WNO tours the ‘other’ Tchaikowsky’s previously unseen Shakespeare opera
'Alas, poor André Tchaikowsky…' So might David Tennant have said when his Hamlet held Yorick's skull aloft. The Polish pianist bequeathed his bonce to the RSC after his death, a gesture that has secured a measure of posthumous fame for the man born Robert Andrzej Krauthammer. A child survivor of the Warsaw Ghetto who changed his name in order to hide his Jewish origins, he was a passionate admirer of Shakespeare.
But if he's only remembered for a bone it will be an injustice. His keyboard career was steady, if not stellar, with regular UK appearances in concert and on BBC Radio 3. In addition, albeit at a lower profile, he composed. That, he would say, was his true calling, but the world didn't agree. Nevertheless, in 1978 Tchaikowsky wrote—on spec—an operatic setting of The Merchant of Venice that has languished unperformed since his death.
Shakespeare's play seems to have obsessed this depressive, gay, Jewish outsider who never felt entirely validated by his peers. And the opera, first performed at the Bregenz Festival three years ago and now receiving its UK premiere in Keith Warner's Welsh National Opera production, overflows with conviction and ferocity. But though composing it will have been cathartic for Tchaikowsky, as a transposition from one art form to another it never quite justifies its existence.
John O'Brien's libretto must share the blame. He has been way too cautious in filleting the original play: his expository first act lacks rigour and the two Belmont sequences, Shakespeare's oases of calm and good order, ramble on and on.
Lyricism is only an occasional visitor
Thankfully, Warner's production does a commendable job of reclaiming the drama. Amid fluid, semi-abstract safety-deposit-box designs by Ashley Martin-Davis he injects creative ideas wherever the over-obvious Tchaikowsky fails to provide them. They don't all work, and some are misjudged (as when Portia freely hands Antonio over to Shylock's knife before she's thought of a way to save him), but the best of his production is thoughtful and reflects the composer's sympathetic view of Shylock, not least in the viciousness of his courtroom abasement.
The American baritone Lester Lynch is vocally magnetic in this difficult role, and his engagement in the taunting scene (heralded by a thrilling passage of orchestration) is the work of a skilled actor.
He is efficiently partnered by Mark Le Brocq as Bassanio, David Stout as Gratiano and Bruce Sledge as Lorenzo; but alas for the hapless Antonio, Tchaikowsky seems to have underestimated the craft of writing for the countertenor voice and Martin Wölfel was swamped by Lionel Friend's WNO Orchestra (which, at the Hippodrome, plays at eye level rather than from a pit).
Sarah Castle is a decisive and vocally characterful Portia (although not even she can rescue the exasperating epilogue from tedium), as are Verena Gunz and Lauren Michelle as Nerissa and Jessica.

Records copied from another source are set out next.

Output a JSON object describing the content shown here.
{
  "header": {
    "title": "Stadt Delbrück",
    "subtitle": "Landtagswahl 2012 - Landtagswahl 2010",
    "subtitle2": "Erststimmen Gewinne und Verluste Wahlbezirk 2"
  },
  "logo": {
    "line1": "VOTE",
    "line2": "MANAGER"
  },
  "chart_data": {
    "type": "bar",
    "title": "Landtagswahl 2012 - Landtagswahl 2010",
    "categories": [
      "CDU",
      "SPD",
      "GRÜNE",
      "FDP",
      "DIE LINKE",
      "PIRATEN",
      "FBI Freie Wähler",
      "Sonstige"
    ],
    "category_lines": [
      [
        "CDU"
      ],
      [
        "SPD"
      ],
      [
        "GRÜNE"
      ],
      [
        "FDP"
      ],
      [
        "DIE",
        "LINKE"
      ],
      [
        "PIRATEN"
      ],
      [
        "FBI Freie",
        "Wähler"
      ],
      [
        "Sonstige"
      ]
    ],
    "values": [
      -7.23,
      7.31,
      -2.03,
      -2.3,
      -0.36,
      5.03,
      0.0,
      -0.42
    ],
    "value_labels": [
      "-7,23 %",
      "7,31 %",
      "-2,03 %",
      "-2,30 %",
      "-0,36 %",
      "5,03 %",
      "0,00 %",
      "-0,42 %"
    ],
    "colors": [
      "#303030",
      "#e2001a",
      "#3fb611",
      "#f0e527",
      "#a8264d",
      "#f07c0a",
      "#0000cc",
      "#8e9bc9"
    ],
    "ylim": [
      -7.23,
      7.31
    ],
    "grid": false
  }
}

The Merchant of Venice is an opera whose composer seems more in love with the subject matter than the voices who deliver it. Lyricism is only an occasional visitor (although his setting of Portia's "The quality of mercy" speech is moving) and melody, on the few occasions when it surfaces, is uninspired. The orchestration, though, is confident, colourful and often dramatic. If Tchaikowsky had survived long enough to refine his trade, who knows what he might have achieved.
The Merchant of Venice tours to Oxford, Southampton, Birmingham and Llandudno until 22 November. It will play at the Royal Opera House, Covent Garden, on 19 and 20 July 2017.